Trotter C W
Neonatal Netw. 1996 Apr;15(3):15-28.
Percutaneous central venous catheters (PCVCs) have been used in neonates since the 1970s. During the 1980s, they were introduced in many NICUs. Most studies published to date employ a descriptive methodology. There are very few randomized clinical trials with PCVCs in neonates, and no integrated literature reviews have been published to date. Furthermore, infection in neonates with PCVCs has become a major concern. This integrated literature review was conducted to delineate the scope of the problem of sepsis in neonates with central venous catheters and to identify current research directed at methods to reduce catheter-related sepsis (CRS) in high-risk neonates. Twenty-five references were found and analyzed for this review. The definitions used to identify CRS in neonates varied greatly among studies. The method of calculating the CRS rate varied as well. The CRS rates ranged from 0 to 29 percent or from 0 to 15.3 infections per 1,000 catheter days. Strategies employed to reduce CRS rates are presented along with recommendations for future research.

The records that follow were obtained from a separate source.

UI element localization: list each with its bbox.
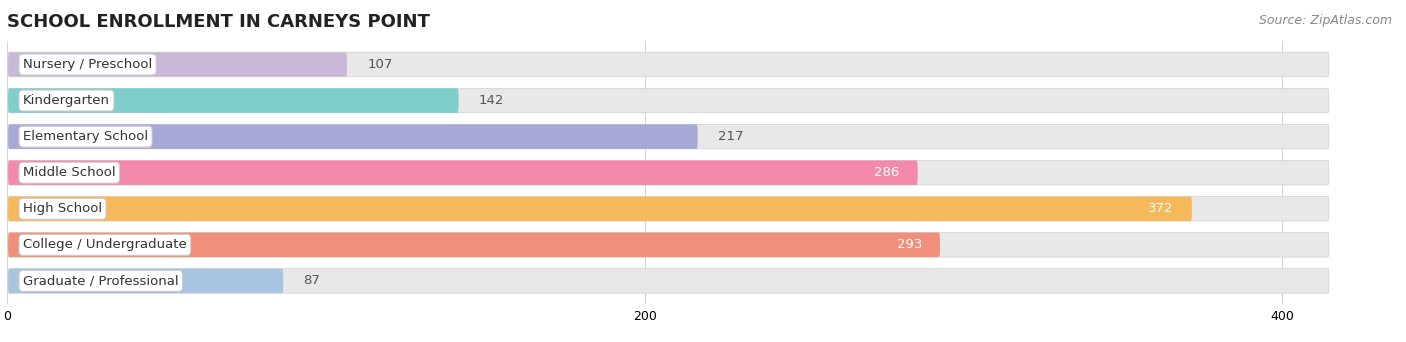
Text: 217: 217 (718, 130, 744, 143)
FancyBboxPatch shape (8, 197, 1192, 221)
Text: Kindergarten: Kindergarten (22, 94, 110, 107)
Text: 87: 87 (304, 274, 321, 287)
FancyBboxPatch shape (8, 233, 1329, 257)
FancyBboxPatch shape (8, 269, 283, 293)
Text: 107: 107 (367, 58, 392, 71)
Text: 372: 372 (1149, 202, 1174, 215)
FancyBboxPatch shape (8, 233, 941, 257)
FancyBboxPatch shape (8, 160, 1329, 185)
FancyBboxPatch shape (8, 124, 1329, 149)
FancyBboxPatch shape (8, 160, 918, 185)
Text: 142: 142 (479, 94, 505, 107)
FancyBboxPatch shape (8, 52, 1329, 77)
Text: College / Undergraduate: College / Undergraduate (22, 238, 187, 251)
Text: Elementary School: Elementary School (22, 130, 148, 143)
FancyBboxPatch shape (8, 124, 697, 149)
FancyBboxPatch shape (8, 269, 1329, 293)
Text: Source: ZipAtlas.com: Source: ZipAtlas.com (1258, 14, 1392, 27)
Text: Nursery / Preschool: Nursery / Preschool (22, 58, 152, 71)
FancyBboxPatch shape (8, 197, 1329, 221)
FancyBboxPatch shape (8, 88, 458, 113)
Text: 286: 286 (875, 166, 900, 179)
Text: High School: High School (22, 202, 103, 215)
Text: Middle School: Middle School (22, 166, 115, 179)
FancyBboxPatch shape (8, 88, 1329, 113)
FancyBboxPatch shape (8, 52, 347, 77)
Text: SCHOOL ENROLLMENT IN CARNEYS POINT: SCHOOL ENROLLMENT IN CARNEYS POINT (7, 13, 430, 31)
Text: Graduate / Professional: Graduate / Professional (22, 274, 179, 287)
Text: 293: 293 (897, 238, 922, 251)
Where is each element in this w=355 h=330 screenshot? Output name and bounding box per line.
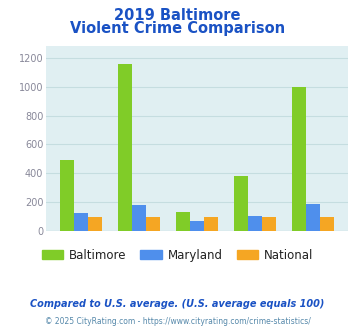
Legend: Baltimore, Maryland, National: Baltimore, Maryland, National — [37, 244, 318, 266]
Bar — [60, 160, 74, 231]
Bar — [190, 221, 204, 231]
Text: Compared to U.S. average. (U.S. average equals 100): Compared to U.S. average. (U.S. average … — [30, 299, 325, 309]
Bar — [88, 216, 102, 231]
Bar — [176, 212, 190, 231]
Bar — [292, 87, 306, 231]
Bar — [248, 216, 262, 231]
Bar — [306, 204, 320, 231]
Bar — [262, 216, 276, 231]
Text: 2019 Baltimore: 2019 Baltimore — [114, 8, 241, 23]
Text: Violent Crime Comparison: Violent Crime Comparison — [70, 21, 285, 36]
Bar — [74, 213, 88, 231]
Bar — [146, 216, 160, 231]
Bar — [234, 176, 248, 231]
Bar — [204, 216, 218, 231]
Bar — [132, 205, 146, 231]
Text: © 2025 CityRating.com - https://www.cityrating.com/crime-statistics/: © 2025 CityRating.com - https://www.city… — [45, 317, 310, 326]
Bar — [118, 63, 132, 231]
Bar — [320, 216, 334, 231]
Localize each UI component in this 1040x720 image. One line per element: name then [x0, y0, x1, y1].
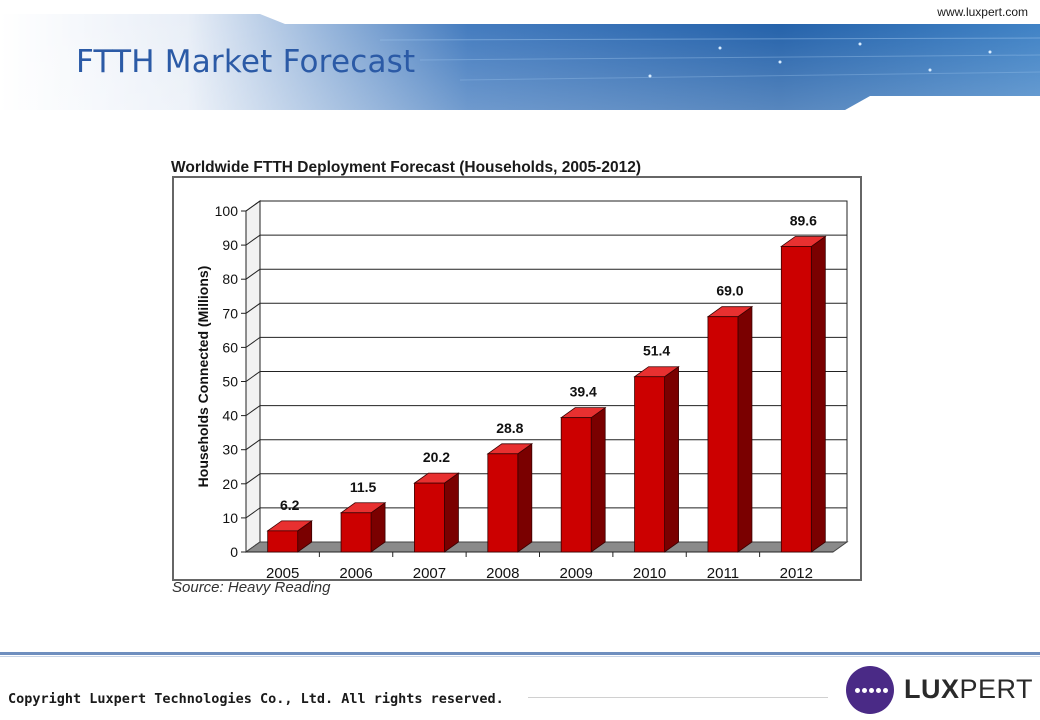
bar — [560, 417, 592, 553]
chart-title: Worldwide FTTH Deployment Forecast (Hous… — [171, 159, 641, 176]
gridline-side — [245, 200, 261, 212]
gridline-side — [245, 473, 261, 485]
bar-value-label: 28.8 — [496, 420, 523, 436]
chart-source: Source: Heavy Reading — [172, 579, 331, 596]
chart-container: Worldwide FTTH Deployment Forecast (Hous… — [165, 150, 870, 610]
gridline-side — [245, 405, 261, 417]
y-tick-label: 70 — [222, 305, 238, 321]
copyright-text: Copyright Luxpert Technologies Co., Ltd.… — [8, 691, 504, 707]
y-tick-label: 0 — [230, 544, 238, 560]
gridline-side — [245, 371, 261, 382]
bar-value-label: 51.4 — [643, 343, 670, 359]
gridline-side — [245, 507, 261, 519]
bar-value-label: 11.5 — [350, 479, 377, 495]
x-tick-label: 2008 — [486, 565, 519, 579]
bar-value-label: 39.4 — [570, 384, 597, 400]
gridline-side — [245, 302, 261, 314]
bar — [780, 246, 812, 553]
footer-rule-thin — [0, 656, 1040, 657]
bar-value-label: 20.2 — [423, 449, 450, 465]
bar — [707, 316, 739, 553]
logo-dot — [855, 688, 860, 693]
gridline-side — [245, 268, 261, 280]
x-tick-label: 2006 — [339, 565, 372, 579]
bar — [487, 453, 519, 553]
y-tick-label: 10 — [222, 510, 238, 526]
logo-dot — [869, 688, 874, 693]
y-tick-label: 50 — [222, 374, 238, 390]
gridline-side — [245, 234, 261, 246]
logo-dot — [883, 688, 888, 693]
bar-side — [664, 365, 679, 553]
bar-value-label: 89.6 — [790, 212, 817, 228]
x-tick-label: 2009 — [560, 565, 593, 579]
slide-header: www.luxpert.com FTTH Market Forecast — [0, 0, 1040, 110]
y-tick-label: 100 — [215, 203, 239, 219]
bar-side — [810, 235, 826, 553]
bar — [340, 512, 372, 553]
x-tick-label: 2007 — [413, 565, 446, 579]
bar — [267, 530, 299, 553]
bar-side — [590, 406, 606, 553]
y-axis-label: Households Connected (Millions) — [195, 266, 211, 488]
footer-divider — [528, 697, 828, 698]
bar — [634, 376, 665, 553]
bar-value-label: 6.2 — [280, 497, 300, 513]
bar — [414, 482, 445, 553]
x-tick-label: 2005 — [266, 565, 299, 579]
y-tick-label: 90 — [222, 237, 238, 253]
gridline-side — [245, 439, 261, 451]
y-tick-label: 60 — [222, 339, 238, 355]
y-tick-label: 40 — [222, 408, 238, 424]
chart-frame: 0 10 20 30 40 50 60 70 80 90 100 Households Connect… — [172, 176, 862, 581]
luxpert-logo: LUXPERT — [846, 664, 1036, 716]
header-banner — [0, 14, 1040, 110]
y-tick-label: 30 — [222, 442, 238, 458]
y-tick-label: 20 — [222, 476, 238, 492]
y-tick-label: 80 — [222, 271, 238, 287]
footer-rule — [0, 652, 1040, 655]
site-url: www.luxpert.com — [937, 5, 1028, 19]
gridline-side — [245, 336, 261, 348]
logo-dot — [862, 688, 867, 693]
logo-circle-icon — [846, 666, 894, 714]
x-tick-label: 2012 — [780, 565, 813, 579]
logo-text: LUXPERT — [904, 674, 1034, 704]
bar-side — [517, 443, 533, 553]
bar-value-label: 69.0 — [716, 283, 743, 299]
bar-chart: 0 10 20 30 40 50 60 70 80 90 100 Households Connect… — [195, 200, 849, 579]
bar-side — [737, 305, 753, 553]
x-tick-label: 2011 — [707, 565, 739, 579]
slide-title: FTTH Market Forecast — [76, 44, 416, 80]
x-tick-label: 2010 — [633, 565, 666, 579]
plot-floor — [244, 541, 849, 553]
bar-side — [444, 472, 459, 553]
logo-dot — [876, 688, 881, 693]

自20世纪70年代以来,经皮中心静脉导管(PCVCs)已用于新生儿。在20世纪80年代,许多新生儿重症监护病房(NICUs)开始使用它们。迄今为止发表的大多数研究采用描述性方法。关于新生儿PCVCs的随机临床试验非常少,并且迄今为止尚未发表综合文献综述。此外,PCVCs新生儿的感染已成为一个主要问题。进行这项综合文献综述的目的是描绘中心静脉导管新生儿败血症问题的范围,并确定当前针对降低高危新生儿导管相关败血症(CRS)方法的研究。本次综述共找到并分析了25篇参考文献。各研究中用于识别新生儿CRS的定义差异很大。CRS发生率的计算方法也各不相同。CRS发生率范围为0%至29%,或每1000导管日0至15.3例感染。文中介绍了降低CRS发生率所采用的策略以及对未来研究的建议。